It’s a common theme you read on many sysadmin forums – ‘RAID is not backup!’ I have always agreed with that statement, but it didn’t hit home until recently.
A little over a month ago, I was on site in Kentucky to switch some T1 lines around. When I got there, I noticed one of the drives on their server had failed. I requested a replacement drive from the corporate office. Since I was stuck on hold with the telco during the data line switchover, I ran a backup of the server. The next morning, the replacement drive had not arrived. I left instructions to just swap the drive out when it did show up, and started on my drive back up to Michigan, with the backup tape in my laptop case.
A few hours later, my phone rings. “Jim, I switched out the drive, and now everyone says all their files are missing.” I walk through a couple of checks, and come to the conclusion that this is pretty much the worst case scenario – one of the other RAID drives failed during the array rebuild, and took the entire array down. Worse yet, I have the only full backup tape, and I’m on the road almost halfway between Michigan and Kentucky. A long weekend was in store for me.
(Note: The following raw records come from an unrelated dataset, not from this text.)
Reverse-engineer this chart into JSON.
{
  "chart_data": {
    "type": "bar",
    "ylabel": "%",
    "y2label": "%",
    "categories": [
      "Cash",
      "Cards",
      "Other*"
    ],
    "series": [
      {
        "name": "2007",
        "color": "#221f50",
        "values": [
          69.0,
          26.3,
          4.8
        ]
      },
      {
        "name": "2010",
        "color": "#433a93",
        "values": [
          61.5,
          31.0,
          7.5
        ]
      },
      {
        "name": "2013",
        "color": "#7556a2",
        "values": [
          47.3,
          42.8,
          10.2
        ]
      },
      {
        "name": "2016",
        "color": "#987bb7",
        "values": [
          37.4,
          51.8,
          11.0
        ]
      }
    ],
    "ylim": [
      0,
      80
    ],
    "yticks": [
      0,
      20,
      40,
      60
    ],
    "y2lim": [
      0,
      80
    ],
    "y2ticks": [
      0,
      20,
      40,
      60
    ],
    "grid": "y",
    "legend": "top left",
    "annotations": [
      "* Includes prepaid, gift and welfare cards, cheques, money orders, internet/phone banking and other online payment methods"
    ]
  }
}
Fortunately, the server that went down was ‘only’ their file & print server, and not the Exchange server or only DC for that domain. Another plus was that the server was down over a (relatively slow) weekend, as opposed to the middle of the week. To work around some of the issues, DHCP services were moved to the primary router at the Kentucky site, and DNS was repointed to Michigan. Users could still access email and the terminal system. Corporate IT began building a new server in Michigan, so I could start restoring data as soon as I got back.
After 6 hours of restoring the tape, the replacement server was mostly back up and running, with users losing less than 12 hours of saved work, and no email. Printing was an issue on the new server, as it was loaded with newer drivers that caused problems for some of the older PCs.
Lesson learned: RAID is not backup. As drive capacities become larger, the likelyhood of having additional drives fail during the rebuild increases. To help work around this, build your RAID arrays with at least 1, preferably 2 hotspare drives for automatic failover, and configure your server to send email or text alerts when it detects hardware issues.